In the vanguard are the Murdoch titles. Daniel Finkelstein has been chosen by News International to pilot The Times’s erection of paywalls. He will work alongside Gurtej Sandhu, who is being brought in from Star TV (Murdoch’s Asian channels) to deliver digital. The current estimate is that it will be up and running by May of this year, bringing an end to free access to Times material.
The biggest convert to the paywall cause is the New York Times. It has given itself a year to decide its next move, but the likelihood is that only the first 20 or so visits to its website will be free in the future.
Subscribers to the print edition will have unlimited access.
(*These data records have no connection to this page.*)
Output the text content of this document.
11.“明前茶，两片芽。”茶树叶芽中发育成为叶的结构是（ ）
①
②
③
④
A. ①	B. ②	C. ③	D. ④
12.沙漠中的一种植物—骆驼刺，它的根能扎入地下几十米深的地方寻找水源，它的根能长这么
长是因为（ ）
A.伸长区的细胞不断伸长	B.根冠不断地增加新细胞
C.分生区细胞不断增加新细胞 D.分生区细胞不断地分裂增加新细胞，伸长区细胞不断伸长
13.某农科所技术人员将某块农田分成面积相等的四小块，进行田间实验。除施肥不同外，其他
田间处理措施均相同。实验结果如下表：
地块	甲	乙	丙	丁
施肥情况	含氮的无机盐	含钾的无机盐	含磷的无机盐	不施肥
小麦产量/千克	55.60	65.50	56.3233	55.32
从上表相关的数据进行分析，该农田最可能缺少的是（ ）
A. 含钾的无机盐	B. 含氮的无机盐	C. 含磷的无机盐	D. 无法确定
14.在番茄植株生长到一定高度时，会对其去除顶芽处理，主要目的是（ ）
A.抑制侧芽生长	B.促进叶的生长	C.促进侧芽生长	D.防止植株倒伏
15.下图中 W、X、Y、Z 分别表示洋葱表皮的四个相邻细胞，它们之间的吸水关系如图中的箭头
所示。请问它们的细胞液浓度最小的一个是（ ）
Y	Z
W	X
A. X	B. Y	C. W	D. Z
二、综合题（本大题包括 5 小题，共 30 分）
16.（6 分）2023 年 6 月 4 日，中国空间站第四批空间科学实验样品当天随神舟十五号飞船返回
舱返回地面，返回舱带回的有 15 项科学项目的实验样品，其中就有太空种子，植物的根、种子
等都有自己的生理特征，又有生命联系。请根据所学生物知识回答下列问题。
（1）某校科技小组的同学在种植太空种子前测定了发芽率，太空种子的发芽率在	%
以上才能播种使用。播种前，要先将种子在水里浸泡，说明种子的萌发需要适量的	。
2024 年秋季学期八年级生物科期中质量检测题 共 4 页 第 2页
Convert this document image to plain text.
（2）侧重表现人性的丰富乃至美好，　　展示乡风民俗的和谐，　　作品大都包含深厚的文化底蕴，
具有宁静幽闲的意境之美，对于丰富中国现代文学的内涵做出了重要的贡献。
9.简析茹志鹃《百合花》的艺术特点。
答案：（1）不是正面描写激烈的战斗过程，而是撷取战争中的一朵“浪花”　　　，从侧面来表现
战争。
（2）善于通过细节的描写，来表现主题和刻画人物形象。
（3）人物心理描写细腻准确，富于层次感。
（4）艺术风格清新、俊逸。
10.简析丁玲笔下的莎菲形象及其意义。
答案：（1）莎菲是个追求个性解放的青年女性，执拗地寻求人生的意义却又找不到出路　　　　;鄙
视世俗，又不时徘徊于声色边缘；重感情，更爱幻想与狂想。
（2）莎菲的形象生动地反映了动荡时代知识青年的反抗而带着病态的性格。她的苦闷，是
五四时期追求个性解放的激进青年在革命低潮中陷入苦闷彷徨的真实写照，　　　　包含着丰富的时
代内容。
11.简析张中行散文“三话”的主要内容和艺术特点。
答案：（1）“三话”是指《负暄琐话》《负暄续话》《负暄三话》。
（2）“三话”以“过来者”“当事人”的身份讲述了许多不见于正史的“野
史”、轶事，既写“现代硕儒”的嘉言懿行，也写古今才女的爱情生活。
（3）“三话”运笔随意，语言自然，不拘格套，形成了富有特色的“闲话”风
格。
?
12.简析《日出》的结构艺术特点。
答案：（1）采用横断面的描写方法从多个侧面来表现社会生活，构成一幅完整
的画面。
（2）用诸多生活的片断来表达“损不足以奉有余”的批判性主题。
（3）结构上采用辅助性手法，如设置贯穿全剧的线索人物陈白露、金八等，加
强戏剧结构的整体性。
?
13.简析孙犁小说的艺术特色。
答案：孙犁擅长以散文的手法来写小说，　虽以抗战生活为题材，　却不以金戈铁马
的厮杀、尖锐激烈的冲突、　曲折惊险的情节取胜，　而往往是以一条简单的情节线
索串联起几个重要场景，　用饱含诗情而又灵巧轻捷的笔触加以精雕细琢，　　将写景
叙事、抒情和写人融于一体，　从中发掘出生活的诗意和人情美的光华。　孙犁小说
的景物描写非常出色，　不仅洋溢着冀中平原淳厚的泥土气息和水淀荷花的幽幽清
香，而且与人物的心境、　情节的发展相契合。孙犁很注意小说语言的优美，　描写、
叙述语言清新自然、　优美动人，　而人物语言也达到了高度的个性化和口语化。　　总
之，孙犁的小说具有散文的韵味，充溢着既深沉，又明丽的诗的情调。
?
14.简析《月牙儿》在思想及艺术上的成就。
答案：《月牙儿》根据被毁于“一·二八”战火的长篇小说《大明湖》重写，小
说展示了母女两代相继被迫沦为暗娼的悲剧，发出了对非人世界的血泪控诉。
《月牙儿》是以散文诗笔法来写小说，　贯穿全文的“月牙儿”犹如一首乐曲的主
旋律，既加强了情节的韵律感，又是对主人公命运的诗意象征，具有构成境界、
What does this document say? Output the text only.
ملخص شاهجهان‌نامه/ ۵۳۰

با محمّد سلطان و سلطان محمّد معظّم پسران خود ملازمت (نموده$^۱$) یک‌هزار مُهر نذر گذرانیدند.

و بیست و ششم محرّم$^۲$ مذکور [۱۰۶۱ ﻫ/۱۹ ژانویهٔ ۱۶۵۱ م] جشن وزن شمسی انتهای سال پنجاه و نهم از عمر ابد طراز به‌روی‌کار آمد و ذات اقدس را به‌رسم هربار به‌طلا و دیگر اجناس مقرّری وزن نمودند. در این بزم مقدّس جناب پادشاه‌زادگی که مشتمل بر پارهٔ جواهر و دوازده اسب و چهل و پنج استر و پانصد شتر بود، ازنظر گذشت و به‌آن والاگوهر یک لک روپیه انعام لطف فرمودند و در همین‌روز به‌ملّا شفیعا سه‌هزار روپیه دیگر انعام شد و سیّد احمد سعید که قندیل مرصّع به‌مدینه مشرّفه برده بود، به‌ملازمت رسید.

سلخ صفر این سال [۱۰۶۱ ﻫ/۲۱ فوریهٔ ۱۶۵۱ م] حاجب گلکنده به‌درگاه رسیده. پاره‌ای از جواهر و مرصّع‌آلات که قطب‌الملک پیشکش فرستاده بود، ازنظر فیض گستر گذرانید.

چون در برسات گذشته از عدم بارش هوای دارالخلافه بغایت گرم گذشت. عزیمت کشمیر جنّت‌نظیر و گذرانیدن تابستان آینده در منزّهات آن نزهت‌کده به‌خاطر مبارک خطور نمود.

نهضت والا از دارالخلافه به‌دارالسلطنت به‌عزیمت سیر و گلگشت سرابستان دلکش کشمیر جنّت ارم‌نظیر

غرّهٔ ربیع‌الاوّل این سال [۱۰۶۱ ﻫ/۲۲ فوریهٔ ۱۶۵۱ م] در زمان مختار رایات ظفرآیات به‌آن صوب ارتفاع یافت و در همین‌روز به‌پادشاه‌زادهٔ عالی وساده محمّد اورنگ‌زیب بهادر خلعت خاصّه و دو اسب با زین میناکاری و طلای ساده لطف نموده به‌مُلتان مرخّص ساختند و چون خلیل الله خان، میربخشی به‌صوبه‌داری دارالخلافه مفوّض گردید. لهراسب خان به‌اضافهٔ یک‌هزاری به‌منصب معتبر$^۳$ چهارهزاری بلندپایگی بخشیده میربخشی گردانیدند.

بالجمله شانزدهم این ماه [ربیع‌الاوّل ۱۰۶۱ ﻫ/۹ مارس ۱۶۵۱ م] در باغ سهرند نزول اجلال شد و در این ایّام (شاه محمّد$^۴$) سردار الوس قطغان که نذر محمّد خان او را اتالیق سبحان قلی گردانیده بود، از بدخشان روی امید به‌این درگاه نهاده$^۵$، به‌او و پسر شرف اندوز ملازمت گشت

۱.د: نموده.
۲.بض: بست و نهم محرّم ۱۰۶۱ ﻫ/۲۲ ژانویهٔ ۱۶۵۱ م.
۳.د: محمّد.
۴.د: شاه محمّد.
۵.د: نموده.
In December 2009, the NYT had some 14.7m unique users of its internet offering, accessing to the paper’s bulging newsroom of 1,700 reporters, commentators and news executives.
It has managed to leverage this into $100m of advertising, but it is thought that to keep it up and running without paywalls would require 20 times that income. This is simply not going to happen very soon despite the forecast by Sir Martin Sorrell of WPP that the digital share of his £8.6bn advertising business will double by 2014.
NYT users divide into those just clicking through and heavier users, who stay on the website for an average of 17 minutes. Users at the upper end of the spectrum, who spend above that time, will be those most likely to pay.
One of the problems for media sites everywhere is free access to the BBC. This in particular is an irritant to other “quality sites” such as the Guardian, which still says it has no intention of constructing paywalls. Editor Alan Rusbridger claimed paycalls could see the industry “sleepwalk into oblivion” by divorcing newspapers from the digital revolution.
If and when the free access model breaks down, it will be the strongest and most reliable brands which triumph and the better off user who will pay. The risk then is that free-access sites, without the muscular editorial filters, could become dominant information sources.
As much as people may complain about the British media and over-sympathetic Palestinian coverage, it does seek a semblance of balance and there are complaint procedures.
Once the paywalls go up in international titles (will the Israeli papers be far behind the New York Times?), the Jewish state will be really exposed to the animal spirits. And it may not be a pleasant experience.